This is a real hedge row.
A Hamptons couple slapped their neighbors with a $ 1.13 million lawsuit for trespassing on their 2-acre estate and chopping down “historic” hedges that divided the pricey properties.
“This action seeks redress for reprehensible acts conducted by a bad neighbor,” Stephen and Nan Swid huff in their Manhattan Supreme Court suit against Alejandro Camacho and his wife, Pamela Rollins.
“Robert Frost said good fences make good neighbors?” the Swids’ attorney Larry Hutcher quipped. “Well good privets make even better neighbors.”
The Swids gripe that Camacho “callously destroyed hundreds of feet of privet hedge which has been a staple on the property for decades.”
“The privet hedge provides [the Swids] privacy and is an irreplaceable part of the property’s history,” the suit says.

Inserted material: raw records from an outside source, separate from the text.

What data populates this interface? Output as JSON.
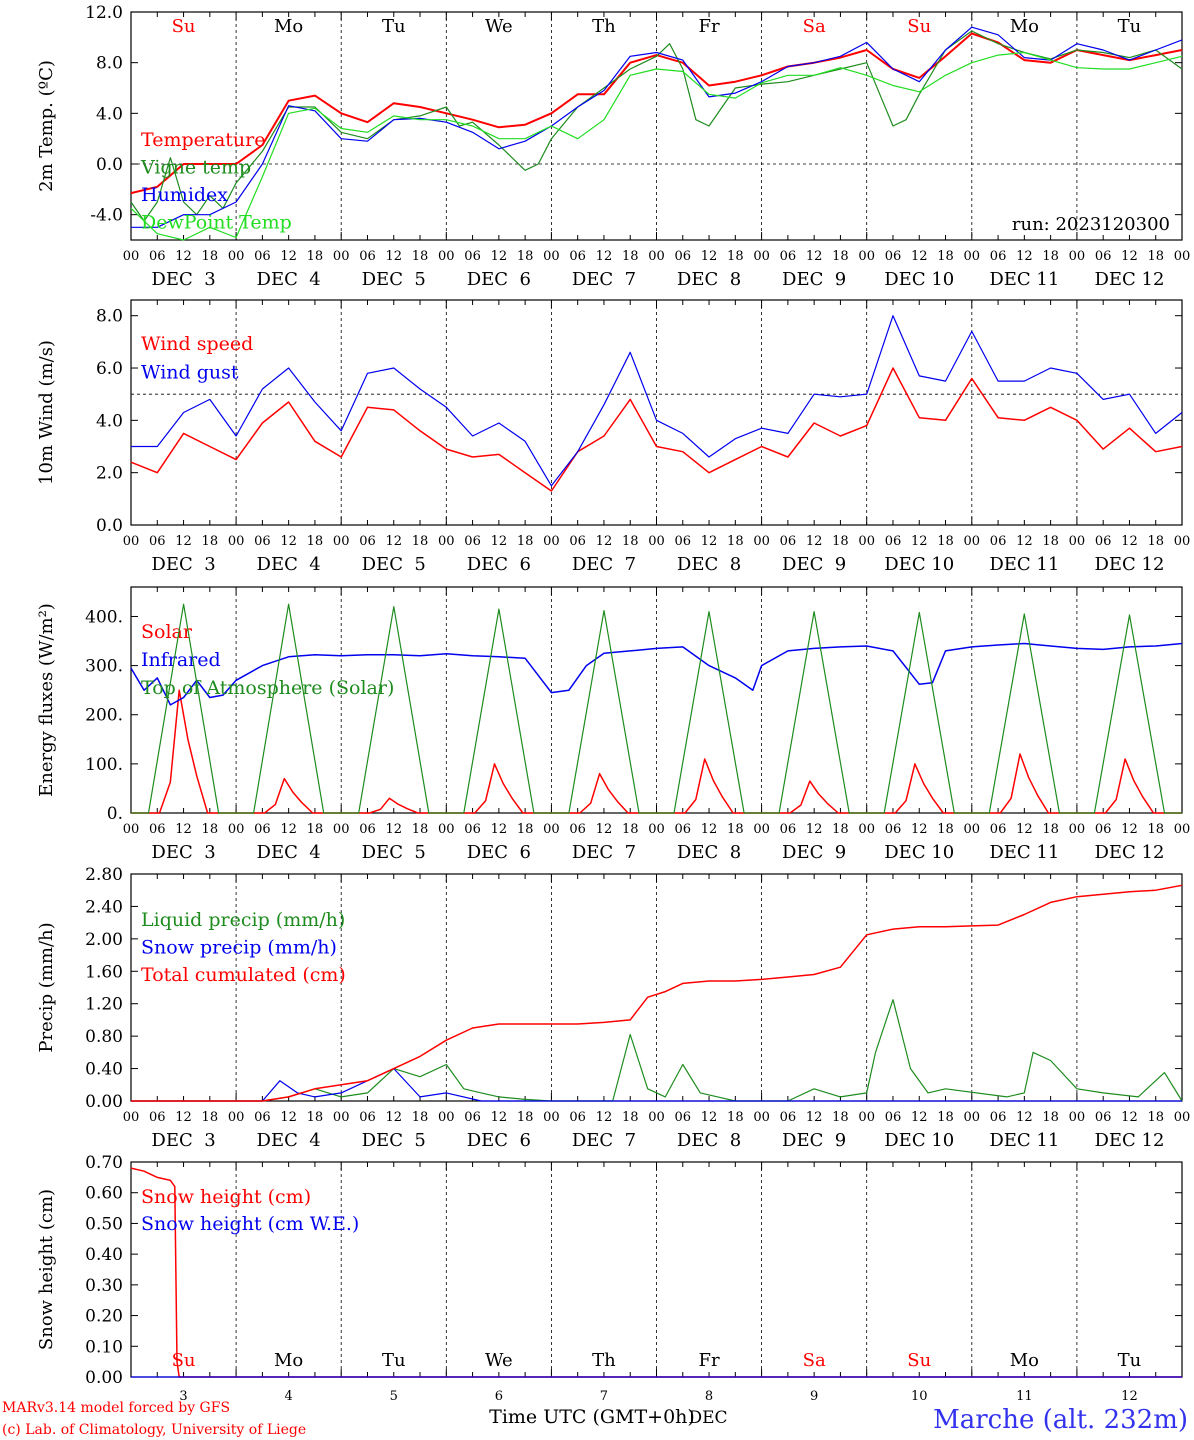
{
  "colors": {
    "red": "#ff0000",
    "blue": "#0000ee",
    "darkgreen": "#1e8c1e",
    "lightgreen": "#22dd22",
    "axis": "#000000",
    "grid": "#000000",
    "station": "#3333ee",
    "credit": "#ff0000"
  },
  "days": {
    "names": [
      "Su",
      "Mo",
      "Tu",
      "We",
      "Th",
      "Fr",
      "Sa",
      "Su",
      "Mo",
      "Tu"
    ],
    "red_flags": [
      true,
      false,
      false,
      false,
      false,
      false,
      true,
      true,
      false,
      false
    ],
    "date_labels": [
      "DEC  3",
      "DEC  4",
      "DEC  5",
      "DEC  6",
      "DEC  7",
      "DEC  8",
      "DEC  9",
      "DEC 10",
      "DEC 11",
      "DEC 12"
    ],
    "day_numbers": [
      "3",
      "4",
      "5",
      "6",
      "7",
      "8",
      "9",
      "10",
      "11",
      "12"
    ]
  },
  "hour_ticks": [
    "00",
    "06",
    "12",
    "18"
  ],
  "last_hour_tick": "00",
  "footer": {
    "xlabel": "Time UTC (GMT+0h)",
    "month": "DEC",
    "credit_line1": "MARv3.14 model forced by GFS",
    "credit_line2": "(c) Lab. of Climatology, University of Liege",
    "station": "Marche (alt. 232m)"
  },
  "chart_data": [
    {
      "id": "temp",
      "type": "line",
      "ylabel": "2m Temp. (ºC)",
      "ylim": [
        -6,
        12
      ],
      "yticks": [
        -4.0,
        0.0,
        4.0,
        8.0,
        12.0
      ],
      "ytick_labels": [
        "-4.0",
        "0.0",
        "4.0",
        "8.0",
        "12.0"
      ],
      "annotation": "run: 2023120300",
      "refline": 0,
      "x_unit": "hours since DEC 3 00 UTC",
      "series": [
        {
          "name": "Temperature",
          "color": "#ff0000",
          "width": 2,
          "x": [
            0,
            6,
            12,
            18,
            24,
            30,
            36,
            42,
            48,
            54,
            60,
            66,
            72,
            78,
            84,
            90,
            96,
            102,
            108,
            114,
            120,
            126,
            132,
            138,
            144,
            150,
            156,
            162,
            168,
            174,
            180,
            186,
            192,
            198,
            204,
            210,
            216,
            222,
            228,
            234,
            240
          ],
          "y": [
            -2.3,
            -1.8,
            0,
            0,
            0,
            1.5,
            5.0,
            5.4,
            4.0,
            3.3,
            4.8,
            4.5,
            4.0,
            3.5,
            2.9,
            3.1,
            4.0,
            5.5,
            5.5,
            8.0,
            8.6,
            8.0,
            6.2,
            6.5,
            7.0,
            7.7,
            8.0,
            8.4,
            9.0,
            7.5,
            6.8,
            8.5,
            10.3,
            9.6,
            8.2,
            8.0,
            9.0,
            8.6,
            8.2,
            8.6,
            9.0
          ]
        },
        {
          "name": "Vigne temp",
          "color": "#1e8c1e",
          "width": 1.2,
          "x": [
            0,
            3,
            6,
            9,
            12,
            15,
            18,
            21,
            24,
            30,
            36,
            42,
            48,
            54,
            60,
            66,
            72,
            75,
            78,
            84,
            90,
            93,
            96,
            102,
            108,
            114,
            120,
            123,
            126,
            129,
            132,
            138,
            144,
            150,
            156,
            162,
            168,
            171,
            174,
            177,
            180,
            186,
            192,
            198,
            204,
            210,
            216,
            222,
            228,
            234,
            240
          ],
          "y": [
            -3.0,
            -4.5,
            -3.0,
            0.5,
            -3.0,
            -4.0,
            -2.5,
            -3.5,
            -1.5,
            1.0,
            4.5,
            4.5,
            2.5,
            2.0,
            3.5,
            3.8,
            4.5,
            3.0,
            3.3,
            1.5,
            -0.5,
            0,
            2.0,
            4.5,
            6.0,
            7.5,
            8.5,
            9.5,
            7.5,
            3.5,
            3.0,
            6.0,
            6.3,
            6.5,
            7.0,
            7.5,
            8.0,
            5.5,
            3.0,
            3.5,
            5.5,
            9.0,
            10.5,
            9.5,
            8.8,
            8.3,
            9.0,
            8.8,
            8.4,
            9.0,
            7.5
          ]
        },
        {
          "name": "Humidex",
          "color": "#0000ee",
          "width": 1.2,
          "x": [
            0,
            6,
            12,
            18,
            24,
            30,
            36,
            42,
            48,
            54,
            60,
            66,
            72,
            78,
            84,
            90,
            96,
            102,
            108,
            114,
            120,
            126,
            132,
            138,
            144,
            150,
            156,
            162,
            168,
            174,
            180,
            186,
            192,
            198,
            204,
            210,
            216,
            222,
            228,
            234,
            240
          ],
          "y": [
            -5.0,
            -5.0,
            -4.0,
            -4.0,
            -3.0,
            0.0,
            4.6,
            4.2,
            2.0,
            1.8,
            3.5,
            3.6,
            3.3,
            2.5,
            1.2,
            1.8,
            3.0,
            4.5,
            5.8,
            8.5,
            8.8,
            8.2,
            5.3,
            5.6,
            6.5,
            7.7,
            8.0,
            8.5,
            9.6,
            7.5,
            6.5,
            9.0,
            10.8,
            10.2,
            8.4,
            8.2,
            9.5,
            9.0,
            8.2,
            9.0,
            9.8
          ]
        },
        {
          "name": "DewPoint Temp",
          "color": "#22dd22",
          "width": 1.2,
          "x": [
            0,
            6,
            12,
            18,
            24,
            30,
            36,
            42,
            48,
            54,
            60,
            66,
            72,
            78,
            84,
            90,
            96,
            102,
            108,
            114,
            120,
            126,
            132,
            138,
            144,
            150,
            156,
            162,
            168,
            174,
            180,
            186,
            192,
            198,
            204,
            210,
            216,
            222,
            228,
            234,
            240
          ],
          "y": [
            -3.5,
            -5.5,
            -6.0,
            -5.0,
            -5.8,
            -1.0,
            4.0,
            4.4,
            2.8,
            2.5,
            3.8,
            3.5,
            3.5,
            3.0,
            2.0,
            2.0,
            3.0,
            2.0,
            3.5,
            7.0,
            7.5,
            7.3,
            5.5,
            5.2,
            6.4,
            7.0,
            7.0,
            7.6,
            7.0,
            6.2,
            5.7,
            7.0,
            8.0,
            8.6,
            8.8,
            8.2,
            7.6,
            7.5,
            7.5,
            8.0,
            8.5
          ]
        }
      ]
    },
    {
      "id": "wind",
      "type": "line",
      "ylabel": "10m Wind (m/s)",
      "ylim": [
        0,
        8.6
      ],
      "yticks": [
        0,
        2,
        4,
        6,
        8
      ],
      "ytick_labels": [
        "0.0",
        "2.0",
        "4.0",
        "6.0",
        "8.0"
      ],
      "refline": 5,
      "x_unit": "hours since DEC 3 00 UTC",
      "series": [
        {
          "name": "Wind speed",
          "color": "#ff0000",
          "width": 1.5,
          "x": [
            0,
            6,
            12,
            18,
            24,
            30,
            36,
            42,
            48,
            54,
            60,
            66,
            72,
            78,
            84,
            90,
            96,
            102,
            108,
            114,
            120,
            126,
            132,
            138,
            144,
            150,
            156,
            162,
            168,
            174,
            180,
            186,
            192,
            198,
            204,
            210,
            216,
            222,
            228,
            234,
            240
          ],
          "y": [
            2.4,
            2.0,
            3.5,
            3.0,
            2.5,
            3.9,
            4.7,
            3.2,
            2.6,
            4.5,
            4.4,
            3.6,
            2.9,
            2.6,
            2.7,
            2.0,
            1.3,
            2.8,
            3.4,
            4.8,
            3.0,
            2.8,
            2.0,
            2.5,
            3.0,
            2.6,
            3.9,
            3.4,
            3.8,
            6.0,
            4.1,
            4.0,
            5.6,
            4.1,
            4.0,
            4.5,
            4.0,
            2.9,
            3.7,
            2.8,
            3.0
          ]
        },
        {
          "name": "Wind gust",
          "color": "#0000ee",
          "width": 1.2,
          "x": [
            0,
            6,
            12,
            18,
            24,
            30,
            36,
            42,
            48,
            54,
            60,
            66,
            72,
            78,
            84,
            90,
            96,
            102,
            108,
            114,
            120,
            126,
            132,
            138,
            144,
            150,
            156,
            162,
            168,
            174,
            180,
            186,
            192,
            198,
            204,
            210,
            216,
            222,
            228,
            234,
            240
          ],
          "y": [
            3.0,
            3.0,
            4.3,
            4.8,
            3.4,
            5.2,
            6.0,
            4.7,
            3.6,
            5.8,
            6.0,
            5.2,
            4.5,
            3.4,
            3.9,
            3.2,
            1.5,
            2.8,
            4.6,
            6.6,
            4.0,
            3.5,
            2.6,
            3.3,
            3.7,
            3.5,
            5.0,
            4.9,
            5.0,
            8.0,
            5.7,
            5.5,
            7.4,
            5.5,
            5.5,
            6.0,
            5.8,
            4.8,
            5.0,
            3.5,
            4.3
          ]
        }
      ]
    },
    {
      "id": "flux",
      "type": "line",
      "ylabel": "Energy fluxes (W/m²)",
      "ylim": [
        0,
        460
      ],
      "yticks": [
        0,
        100,
        200,
        300,
        400
      ],
      "ytick_labels": [
        "0.",
        "100.",
        "200.",
        "300.",
        "400."
      ],
      "x_unit": "hours since DEC 3 00 UTC",
      "daily_peaks": {
        "toa_peak": [
          425,
          425,
          420,
          415,
          412,
          410,
          410,
          408,
          405,
          403
        ],
        "solar_peak": [
          250,
          70,
          30,
          100,
          80,
          110,
          65,
          100,
          120,
          110
        ],
        "peak_hour": 12
      },
      "series": [
        {
          "name": "Solar",
          "color": "#ff0000",
          "width": 1.5
        },
        {
          "name": "Infrared",
          "color": "#0000ee",
          "width": 1.5,
          "x": [
            0,
            3,
            6,
            9,
            12,
            15,
            18,
            21,
            24,
            30,
            36,
            42,
            48,
            54,
            60,
            66,
            72,
            78,
            84,
            90,
            96,
            100,
            104,
            108,
            114,
            120,
            126,
            132,
            138,
            142,
            144,
            150,
            156,
            162,
            168,
            174,
            180,
            183,
            186,
            192,
            198,
            204,
            210,
            216,
            222,
            228,
            234,
            240
          ],
          "y": [
            295,
            250,
            275,
            220,
            235,
            270,
            235,
            240,
            270,
            300,
            318,
            322,
            320,
            322,
            322,
            320,
            324,
            320,
            318,
            315,
            245,
            250,
            300,
            325,
            330,
            335,
            338,
            300,
            275,
            250,
            300,
            330,
            335,
            338,
            340,
            330,
            262,
            265,
            330,
            338,
            342,
            345,
            340,
            335,
            333,
            338,
            340,
            345
          ]
        },
        {
          "name": "Top of Atmosphere (Solar)",
          "color": "#1e8c1e",
          "width": 1.2
        }
      ]
    },
    {
      "id": "precip",
      "type": "line",
      "ylabel": "Precip (mm/h)",
      "ylim": [
        0,
        2.8
      ],
      "yticks": [
        0,
        0.4,
        0.8,
        1.2,
        1.6,
        2.0,
        2.4,
        2.8
      ],
      "ytick_labels": [
        "0.00",
        "0.40",
        "0.80",
        "1.20",
        "1.60",
        "2.00",
        "2.40",
        "2.80"
      ],
      "x_unit": "hours since DEC 3 00 UTC",
      "series": [
        {
          "name": "Liquid precip (mm/h)",
          "color": "#1e8c1e",
          "width": 1.2,
          "x": [
            0,
            30,
            36,
            42,
            48,
            54,
            60,
            66,
            72,
            76,
            80,
            84,
            90,
            96,
            110,
            114,
            118,
            122,
            126,
            130,
            134,
            138,
            150,
            156,
            162,
            168,
            170,
            174,
            178,
            182,
            186,
            200,
            204,
            206,
            210,
            216,
            222,
            230,
            236,
            240
          ],
          "y": [
            0,
            0,
            0.05,
            0.15,
            0.05,
            0.1,
            0.4,
            0.3,
            0.45,
            0.15,
            0.1,
            0.05,
            0.02,
            0,
            0,
            0.82,
            0.15,
            0.05,
            0.45,
            0.1,
            0.05,
            0,
            0,
            0.15,
            0.05,
            0.1,
            0.6,
            1.25,
            0.4,
            0.1,
            0.15,
            0.05,
            0.1,
            0.6,
            0.5,
            0.15,
            0.1,
            0.05,
            0.35,
            0
          ]
        },
        {
          "name": "Snow precip (mm/h)",
          "color": "#0000ee",
          "width": 1.2,
          "x": [
            0,
            30,
            34,
            38,
            42,
            48,
            54,
            60,
            66,
            72,
            80,
            240
          ],
          "y": [
            0,
            0,
            0.25,
            0.1,
            0.05,
            0.1,
            0.25,
            0.4,
            0.05,
            0.1,
            0,
            0
          ]
        },
        {
          "name": "Total cumulated (cm)",
          "color": "#ff0000",
          "width": 1.5,
          "x": [
            0,
            30,
            36,
            42,
            48,
            54,
            60,
            66,
            72,
            78,
            84,
            90,
            96,
            102,
            108,
            114,
            118,
            122,
            126,
            132,
            138,
            144,
            150,
            156,
            162,
            168,
            174,
            180,
            186,
            192,
            198,
            204,
            210,
            216,
            222,
            228,
            234,
            240
          ],
          "y": [
            0,
            0,
            0.05,
            0.15,
            0.2,
            0.25,
            0.4,
            0.55,
            0.75,
            0.9,
            0.95,
            0.95,
            0.95,
            0.95,
            0.97,
            1.0,
            1.28,
            1.35,
            1.45,
            1.48,
            1.48,
            1.5,
            1.53,
            1.56,
            1.65,
            2.05,
            2.12,
            2.15,
            2.15,
            2.16,
            2.17,
            2.3,
            2.45,
            2.52,
            2.55,
            2.58,
            2.6,
            2.66
          ]
        }
      ]
    },
    {
      "id": "snow",
      "type": "line",
      "ylabel": "Snow height (cm)",
      "ylim": [
        0,
        0.7
      ],
      "yticks": [
        0,
        0.1,
        0.2,
        0.3,
        0.4,
        0.5,
        0.6,
        0.7
      ],
      "ytick_labels": [
        "0.00",
        "0.10",
        "0.20",
        "0.30",
        "0.40",
        "0.50",
        "0.60",
        "0.70"
      ],
      "x_unit": "hours since DEC 3 00 UTC",
      "series": [
        {
          "name": "Snow height (cm)",
          "color": "#ff0000",
          "width": 1.5,
          "x": [
            0,
            3,
            6,
            9,
            10,
            10.5,
            11,
            240
          ],
          "y": [
            0.68,
            0.67,
            0.65,
            0.64,
            0.62,
            0.05,
            0,
            0
          ]
        },
        {
          "name": "Snow height (cm W.E.)",
          "color": "#0000ee",
          "width": 1.2,
          "x": [
            0,
            240
          ],
          "y": [
            0,
            0
          ]
        }
      ]
    }
  ]
}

Camacho, a partner at the multinational law firm Clifford Chance, allegedly slashed his neighbor’s 240-foot-long, 12-foot-high bushes to create more open space surrounding his $ 5 million home on Foster Crossing in Southampton.
Camacho did not have permission for the “deliberate and wanton destruction of the [Swids] small trees,” the couple complains in the suit.

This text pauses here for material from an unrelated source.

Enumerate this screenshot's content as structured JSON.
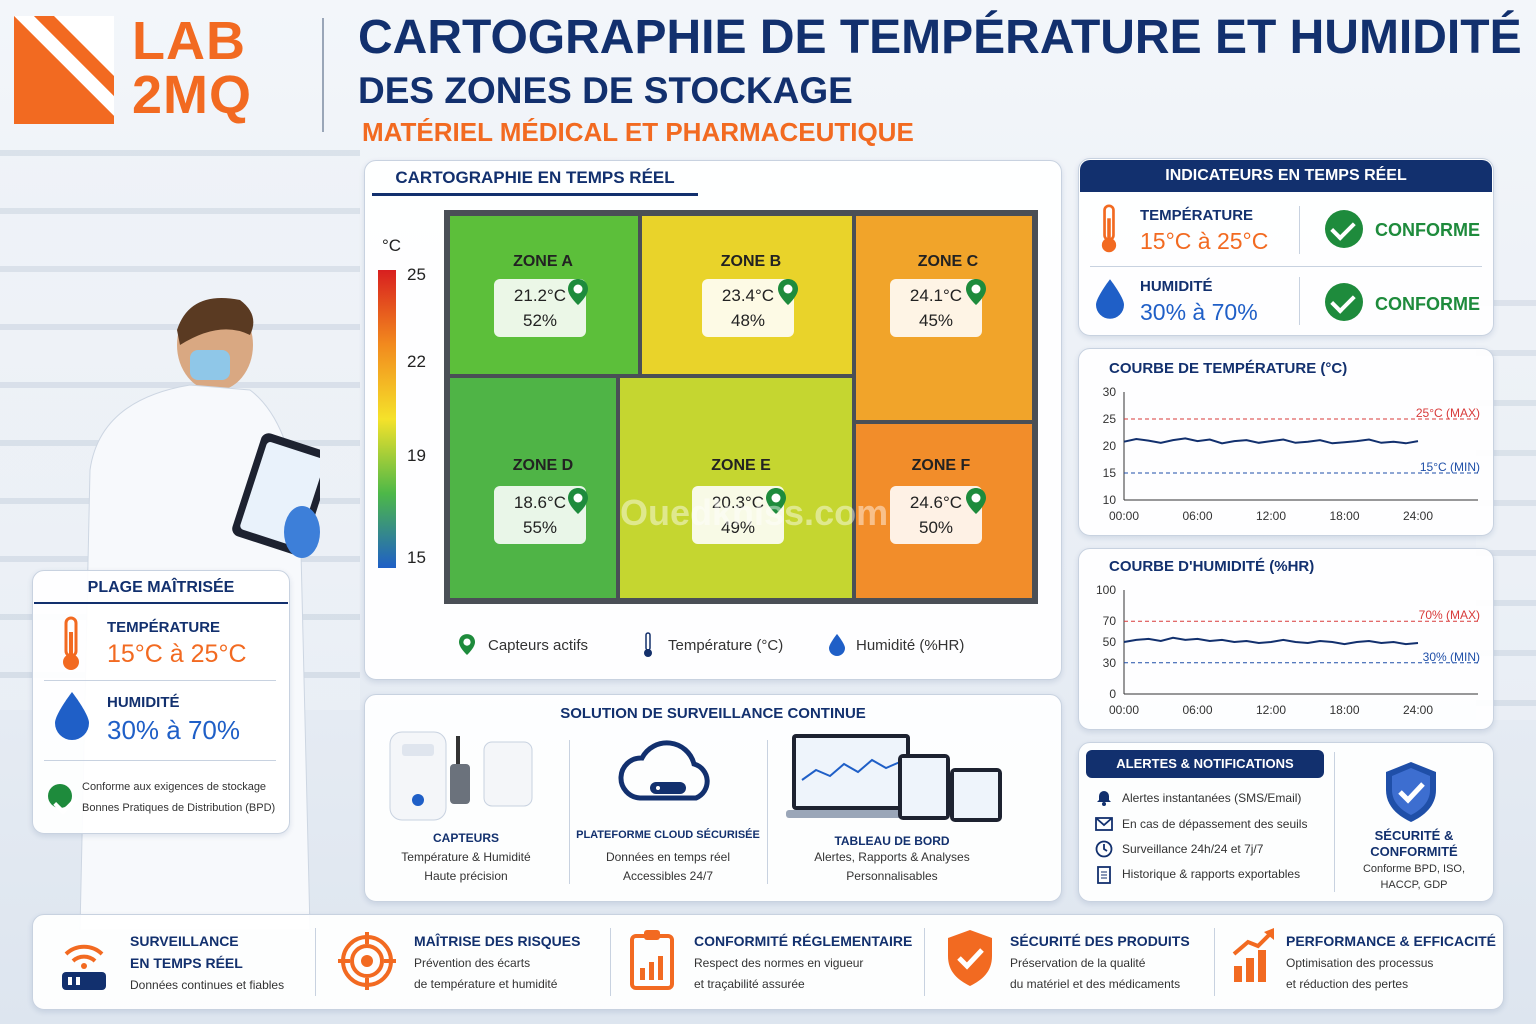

Yet he “inexcusably went on the property in order to destroy [the trees] by trimming down the privet hedge.”
“They wanted a view and they acted improperly,” Hutcher said of the shrub snub.
Stephen Swid, head of the entertainment royalties firm SEAC, which reps Bob Dylan and Beyonce, owns a 7,000-square-foot second home on S. Main Street just south of Camacho’s manse.
The Swids’ property, built in the 1890s, sits just a few blocks from the ocean and includes a tennis court, pool and “unprecedented architectural landscaping.”
“The gardens and trees surrounding the estate have been located on the property for more than half a century,” court papers say.
Swid says the unauthorized trimming cost him $ 30,000 in hedges and lowered the value on his $ 11 million pad by $ 100,000. He’s also seeking $ 1 million in punitive damages.
The topiary trimming killed the greenery, leaving a “significant eyesore,” Hutcher said in the suit.
“As a result the remaining portion of the privet hedge had to be removed and the stumps excavated,” the suit says.
The price tag for the hedge is $ 250 per stump.
He said his clients, who winter in Manhattan, learned from an employee in December about the bushwhacking.
“All they want to do is have peace and quiet and their destructive neighbors ruined that,” Hutcher said.
But the warring couples should be able to steer clear of each other in Manhattan, though they both live on Fifth Avenue’s Millionaire’s Row, they’re separated by about 20 city blocks with the Camacho-Rollins’ residing near E. 82nd Street and the Swids down by E. 64th Street.
Camacho did not return messages for comment.